Calling all Ruben lovers. Think of Reuben Casserole as making a whole bunch of Reuben sandwiches in a few quick and easy steps.
Rye bread, thinly sliced corned beef, homemade thousand islands, sauerkraut and Swiss cheese are combined to create a mouth-watering taste experience. I love serving it for a quick weeknight dinner or weekend lunch.
- FOR SCREWING:
- ½ cups Mayonnaise
- 2 tablespoons Ketchup
- 1 tbsp grated onion
- 1 tbsp Sweet pickle relish
- ⅛ teaspoons smoked paprika
- FOR THE CASSEROLE:
- 6 slices Rye or pumpernickel bread, cubed
- 1 pound Thin slices of corned beef cut into bite-size pieces
- 16 ounces, weight Well drained sauerkraut
- 2 cups Grated Swiss cheese
In a small bowl, whisk together mayonnaise, ketchup, grated onion, pickle relish and paprika.

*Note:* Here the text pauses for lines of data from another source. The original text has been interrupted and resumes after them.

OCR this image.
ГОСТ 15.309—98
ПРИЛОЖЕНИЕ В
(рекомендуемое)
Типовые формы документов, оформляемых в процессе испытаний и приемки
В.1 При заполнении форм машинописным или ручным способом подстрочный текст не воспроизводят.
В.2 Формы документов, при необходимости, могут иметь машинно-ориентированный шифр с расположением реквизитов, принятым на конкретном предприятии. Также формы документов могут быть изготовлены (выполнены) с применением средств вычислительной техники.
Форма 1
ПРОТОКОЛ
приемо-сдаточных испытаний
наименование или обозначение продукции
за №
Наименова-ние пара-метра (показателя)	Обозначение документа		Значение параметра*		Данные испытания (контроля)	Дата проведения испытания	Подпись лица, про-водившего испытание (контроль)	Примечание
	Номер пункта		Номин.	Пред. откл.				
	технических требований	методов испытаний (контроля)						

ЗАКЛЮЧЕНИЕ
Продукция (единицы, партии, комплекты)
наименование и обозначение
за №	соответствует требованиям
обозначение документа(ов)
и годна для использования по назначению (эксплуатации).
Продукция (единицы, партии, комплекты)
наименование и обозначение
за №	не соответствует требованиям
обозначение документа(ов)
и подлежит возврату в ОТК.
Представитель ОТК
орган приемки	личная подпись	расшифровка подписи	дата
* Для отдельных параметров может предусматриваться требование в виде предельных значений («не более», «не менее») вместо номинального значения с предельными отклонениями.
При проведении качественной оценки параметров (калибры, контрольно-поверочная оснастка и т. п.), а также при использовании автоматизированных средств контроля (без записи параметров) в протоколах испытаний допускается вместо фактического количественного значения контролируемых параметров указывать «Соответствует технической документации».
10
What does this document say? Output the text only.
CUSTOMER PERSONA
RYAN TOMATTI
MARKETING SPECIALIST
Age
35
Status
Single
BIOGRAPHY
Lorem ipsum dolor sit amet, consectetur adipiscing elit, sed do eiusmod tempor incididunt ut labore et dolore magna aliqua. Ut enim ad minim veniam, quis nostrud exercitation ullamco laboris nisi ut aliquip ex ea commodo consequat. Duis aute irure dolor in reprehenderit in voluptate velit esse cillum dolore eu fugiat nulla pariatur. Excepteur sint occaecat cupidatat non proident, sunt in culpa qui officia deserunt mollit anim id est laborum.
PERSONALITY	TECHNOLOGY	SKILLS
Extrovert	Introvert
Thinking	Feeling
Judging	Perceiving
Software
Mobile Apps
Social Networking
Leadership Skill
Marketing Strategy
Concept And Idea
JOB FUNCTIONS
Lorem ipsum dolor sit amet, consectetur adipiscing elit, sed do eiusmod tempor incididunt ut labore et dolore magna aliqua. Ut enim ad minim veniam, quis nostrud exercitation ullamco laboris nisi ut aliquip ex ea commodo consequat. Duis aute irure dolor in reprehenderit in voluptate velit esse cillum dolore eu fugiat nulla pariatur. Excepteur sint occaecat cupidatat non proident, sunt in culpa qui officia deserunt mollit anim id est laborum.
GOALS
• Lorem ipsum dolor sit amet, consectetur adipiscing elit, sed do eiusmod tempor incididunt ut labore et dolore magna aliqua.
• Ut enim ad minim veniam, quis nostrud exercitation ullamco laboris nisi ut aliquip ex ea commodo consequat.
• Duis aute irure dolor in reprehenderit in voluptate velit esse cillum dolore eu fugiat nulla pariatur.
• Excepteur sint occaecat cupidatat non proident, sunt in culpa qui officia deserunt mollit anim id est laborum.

Spray a 9×13-inch pan with nonstick cooking spray. Layer the casserole dish with the rye bread cubes. Then a layer of corned beef, a thousand islands dressing, sauerkraut and grated Swiss cheese.
Bake uncovered for about 20 to 25 minutes. Let cool for a few minutes covered before cutting.